Music holds the intensity. For me there’s “Help Me” by Joni Mitchell, which sounds like the blissful prelude to a major disappointment. “Better to Find Out for Yourself” by Buffy Sainte-Marie is for when I am very disappointed. Sylvia’s “Pillow Talk” and “Dontcha” by the Internet are the onset of sexual fixation, while “Kiss Me Again” by Dinosaur is the onset of sexual obsession (if it plays in my head, I know things will end badly). “The Way That I Want to Touch You” by Captain and Tennille is for when my thoughts are too embarrassing to handle, but I can’t get rid of them so I lean in until they become camp. “Hello It’s Me” by Todd Rundgren is a sponge for leftover affection. “Nowhere to Run” by Laura Nyro and Labelle feels about as good as real feeling, and works as a substitute. I listen to it every time I’m falling for someone, like recharging a battery.
Dating as an adult feels pretty much like dating as a teen. The agonies and ecstasies are the same, but more disruptive — in “Boy Problems,” the issue isn’t boy problems but rather the strain on your friendships caused by whining about them. Your friends have worse problems, and so do you. For the grown-up, sadness is not supposed to be a velvety mystery world. It is an emotional overgrowth you need to treat by paying someone to talk to you, if you can afford it, or just working harder until it goes away. A breakup has all the gravity of a bad cold. You have a better sense of the difference between serious pain and stupid pain, and still pain is still pain. Heartache, at least, holds more joy than a health scare.

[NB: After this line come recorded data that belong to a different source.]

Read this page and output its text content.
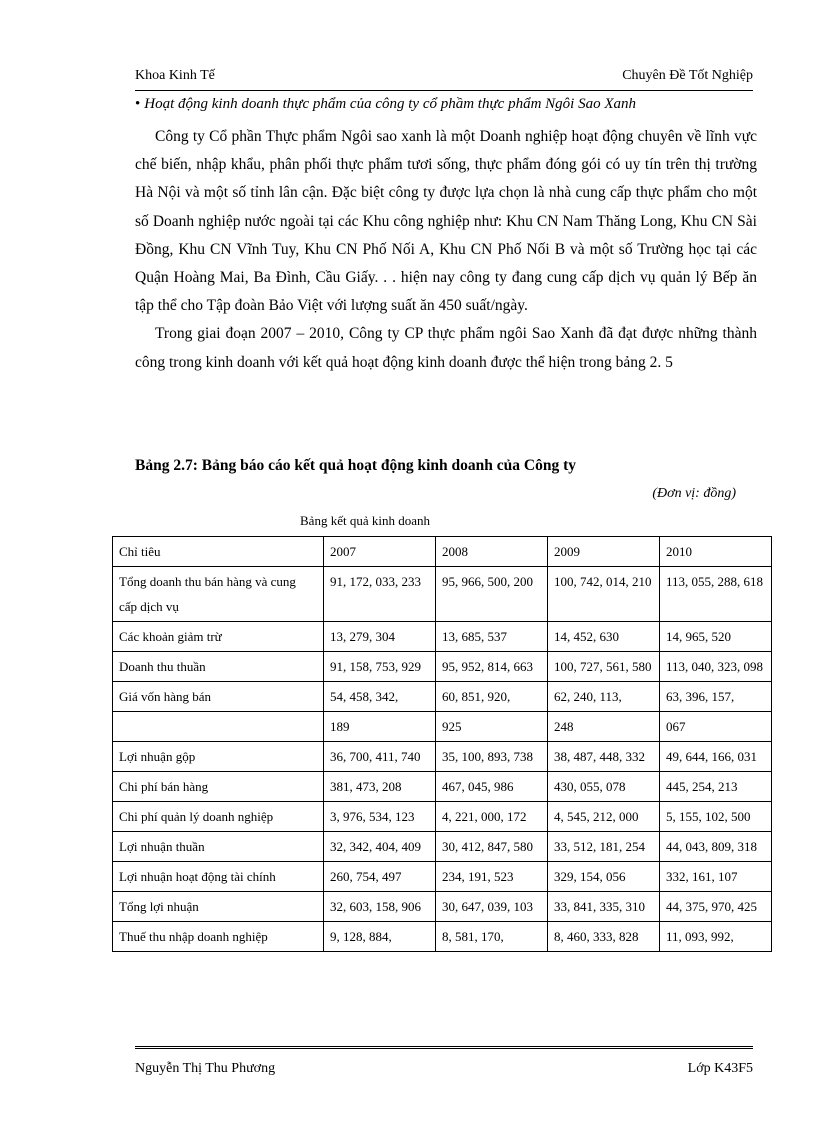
Khoa Kinh Tế	Chuyên Đề Tốt Nghiệp
• Hoạt động kinh doanh thực phẩm của công ty cổ phầm thực phẩm Ngôi Sao Xanh

Công ty Cổ phần Thực phẩm Ngôi sao xanh là một Doanh nghiệp hoạt động chuyên về lĩnh vực chế biến, nhập khẩu, phân phối thực phẩm tươi sống, thực phẩm đóng gói có uy tín trên thị trường Hà Nội và một số tỉnh lân cận. Đặc biệt công ty được lựa chọn là nhà cung cấp thực phẩm cho một số Doanh nghiệp nước ngoài tại các Khu công nghiệp như: Khu CN Nam Thăng Long, Khu CN Sài Đồng, Khu CN Vĩnh Tuy, Khu CN Phố Nối A, Khu CN Phố Nối B và một số Trường học tại các Quận Hoàng Mai, Ba Đình, Cầu Giấy. . . hiện nay công ty đang cung cấp dịch vụ quản lý Bếp ăn tập thể cho Tập đoàn Bảo Việt với lượng suất ăn 450 suất/ngày.

Trong giai đoạn 2007 – 2010, Công ty CP thực phẩm ngôi Sao Xanh đã đạt được những thành công trong kinh doanh với kết quả hoạt động kinh doanh được thể hiện trong bảng 2. 5

Bảng 2.7: Bảng báo cáo kết quả hoạt động kinh doanh của Công ty
(Đơn vị: đồng)
Bảng kết quả kinh doanh
Chỉ tiêu	2007	2008	2009	2010
Tổng doanh thu bán hàng và cung cấp dịch vụ	91, 172, 033, 233	95, 966, 500, 200	100, 742, 014, 210	113, 055, 288, 618
Các khoản giảm trừ	13, 279, 304	13, 685, 537	14, 452, 630	14, 965, 520
Doanh thu thuần	91, 158, 753, 929	95, 952, 814, 663	100, 727, 561, 580	113, 040, 323, 098
Giá vốn hàng bán	54, 458, 342,	60, 851, 920,	62, 240, 113,	63, 396, 157,
	189	925	248	067
Lợi nhuận gộp	36, 700, 411, 740	35, 100, 893, 738	38, 487, 448, 332	49, 644, 166, 031
Chi phí bán hàng	381, 473, 208	467, 045, 986	430, 055, 078	445, 254, 213
Chi phí quản lý doanh nghiệp	3, 976, 534, 123	4, 221, 000, 172	4, 545, 212, 000	5, 155, 102, 500
Lợi nhuận thuần	32, 342, 404, 409	30, 412, 847, 580	33, 512, 181, 254	44, 043, 809, 318
Lợi nhuận hoạt động tài chính	260, 754, 497	234, 191, 523	329, 154, 056	332, 161, 107
Tổng lợi nhuận	32, 603, 158, 906	30, 647, 039, 103	33, 841, 335, 310	44, 375, 970, 425
Thuế thu nhập doanh nghiệp	9, 128, 884,	8, 581, 170,	8, 460, 333, 828	11, 093, 992,
Nguyễn Thị Thu Phương	Lớp K43F5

Teenhood is a time of becoming, and now more than ever it’s a state that lasts. Jobs are precarious, debt levels are staggering, and you have to keep working forever. To keep working you have to stay relevant, and the more you try to stay relevant, and the lighter your security net, and the warmer the earth gets the less permanent anything feels. Banality is another menace. If we have to stay teens forever, we should let it be magic.